Helping people collaborate effectively to design experiences is a higher priority than ever. It would be high even if COVID-19 hadn’t hit us, simply because it’s increasingly clear that better experiences drive higher engagement, enrichment, retention, and recommendation. But the pandemic kicked remote work into high gear and, with it, the importance of being able to collaborate virtually via digital channels.

So it’s no surprise that Adobe, at its just-concluded MAX 2021 conference held virtually last week, is itself shining a bright light on its efforts to make collaborating virtually on designing experiences easier, more effective, and more enjoyable.

Adobe also announced advances in other areas, mainly 1) more image recognition and manipulation based on machine learning and other types of AI and 2) new features for cryptographically verifying the provenance of content to help combat disinformation and intellectual property theft (in partnership with the Content Authenticity Initiative).

But from my perspective, Adobe’s steps toward enabling more and better virtual collaboration are the most significant ones. Specifically, the company announced:

  • Spaces — a high-level way to group digital assets for teams to access and collaborate on in one place, similar to a folder-based file system. The assets it contains can be files (from Adobe apps such as Photoshop but also other apps like Microsoft Word), libraries, canvases, or other content types.
  • Canvas — a more project-specific way to group assets for collaboration, with more visual-layout freedom and the ability to attach digital sticky notes, comments, etc., similar to tools such as Miro and MURAL.
  • Browser-based, basic versions of Illustrator and Photoshop — a way to view, comment on, and do light editing of Illustrator and Photoshop assets without requiring the native apps.

It’s worth noting that Adobe is introducing these as beta capabilities. In the past, the company has typically introduced new capabilities when it felt they were ready for general availability. But Scott Belsky (chief product officer and executive vice president for Creative Cloud) and David Wadhwani (executive vice president and chief business officer of digital media) told us that Adobe wants to change its relationship with customers to become more of an “always-on discussion” by releasing products like these earlier in their maturity and then evolving them based on users’ responses and feedback.
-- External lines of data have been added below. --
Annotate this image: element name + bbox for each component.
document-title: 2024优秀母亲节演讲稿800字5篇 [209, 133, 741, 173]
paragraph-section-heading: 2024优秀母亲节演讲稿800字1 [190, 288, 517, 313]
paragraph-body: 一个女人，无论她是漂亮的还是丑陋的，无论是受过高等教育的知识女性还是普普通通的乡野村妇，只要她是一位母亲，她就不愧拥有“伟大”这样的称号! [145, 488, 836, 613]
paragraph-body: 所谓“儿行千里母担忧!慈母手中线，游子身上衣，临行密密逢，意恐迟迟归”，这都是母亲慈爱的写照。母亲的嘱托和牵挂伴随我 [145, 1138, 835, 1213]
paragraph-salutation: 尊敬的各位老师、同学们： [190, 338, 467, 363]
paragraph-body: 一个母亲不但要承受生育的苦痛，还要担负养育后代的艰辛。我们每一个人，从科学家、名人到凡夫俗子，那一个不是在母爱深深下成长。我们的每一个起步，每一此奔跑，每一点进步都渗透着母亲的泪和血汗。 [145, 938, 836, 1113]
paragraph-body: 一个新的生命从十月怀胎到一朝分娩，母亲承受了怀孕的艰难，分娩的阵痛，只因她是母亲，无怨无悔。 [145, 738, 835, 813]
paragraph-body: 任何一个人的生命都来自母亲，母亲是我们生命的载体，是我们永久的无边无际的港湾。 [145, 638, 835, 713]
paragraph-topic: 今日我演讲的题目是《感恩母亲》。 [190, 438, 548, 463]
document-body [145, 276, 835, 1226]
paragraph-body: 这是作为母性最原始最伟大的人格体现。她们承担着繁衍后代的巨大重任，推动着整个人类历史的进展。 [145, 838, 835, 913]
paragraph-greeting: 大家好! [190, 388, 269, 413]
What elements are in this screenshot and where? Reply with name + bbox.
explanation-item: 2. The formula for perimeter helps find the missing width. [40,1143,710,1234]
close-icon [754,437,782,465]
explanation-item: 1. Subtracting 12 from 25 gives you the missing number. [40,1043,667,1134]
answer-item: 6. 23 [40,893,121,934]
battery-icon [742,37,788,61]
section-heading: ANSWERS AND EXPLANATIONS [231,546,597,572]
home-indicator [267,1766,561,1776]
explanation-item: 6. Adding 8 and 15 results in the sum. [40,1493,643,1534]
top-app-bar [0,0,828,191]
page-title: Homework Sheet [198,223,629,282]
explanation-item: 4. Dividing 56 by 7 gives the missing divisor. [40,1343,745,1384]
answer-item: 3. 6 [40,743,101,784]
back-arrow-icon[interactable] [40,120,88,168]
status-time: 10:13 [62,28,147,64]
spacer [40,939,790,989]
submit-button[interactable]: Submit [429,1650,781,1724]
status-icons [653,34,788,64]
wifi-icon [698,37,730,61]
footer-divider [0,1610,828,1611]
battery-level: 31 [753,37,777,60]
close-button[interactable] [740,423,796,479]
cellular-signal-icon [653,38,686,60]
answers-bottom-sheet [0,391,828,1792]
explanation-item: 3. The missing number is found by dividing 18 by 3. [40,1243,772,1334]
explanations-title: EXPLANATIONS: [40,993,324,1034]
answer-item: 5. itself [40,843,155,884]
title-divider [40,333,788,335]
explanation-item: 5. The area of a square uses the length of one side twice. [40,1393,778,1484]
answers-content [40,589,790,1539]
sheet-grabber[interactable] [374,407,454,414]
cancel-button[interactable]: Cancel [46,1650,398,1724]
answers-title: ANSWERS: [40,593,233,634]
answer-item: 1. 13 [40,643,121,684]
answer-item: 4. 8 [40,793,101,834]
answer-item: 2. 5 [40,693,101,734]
I’m glad to see Adobe moving in this direction. But the two most significant open questions I see hovering over these announcements are:

  • Will the precision and granularity of these collaboration features be deep enough? Adobe rightly boasts about the fact that (which it just acquired) lets people provide feedback about videos at the level of individual frames in the video, not just at the level of the video file overall, using only a browser: no app required. But the just-announced browser-based versions of Photoshop and Illustrator don’t let people comment on a specific object — only on a location (x/y coordinates). So if an object gets moved to a new location, it may no longer be clear what the comment applies to. That does not make the feature useless — but it does make it far less useful than the way this is handled in canvases, which do link comments to objects, and in tools from other providers such as Filestage, which incorporates the semantic structure of assets from many vendors into its review and approval workflow capabilities. This may seem like an in-the-weeds distinction, but it makes all the difference in terms of the velocity and effectiveness of collaboration.
  • Will users respond to “beta” quality with excitement? Or with disappointment? If they find these new features shallow or half-baked, the risk is that people will turn away based on that poor first impression. On the other hand, if enough users deem the beta features good enough to start using, Adobe’s move is smart, since design professionals tend to have — and express — passionately held and clearly articulated convictions about how to improve the design of the tools they themselves use.

I predict that Adobe’s new virtual collaboration features will ultimately help the company, its users, and even specialized technology providers that are part of the broader experience design ecosystem but only if Adobe goes much deeper — and fast.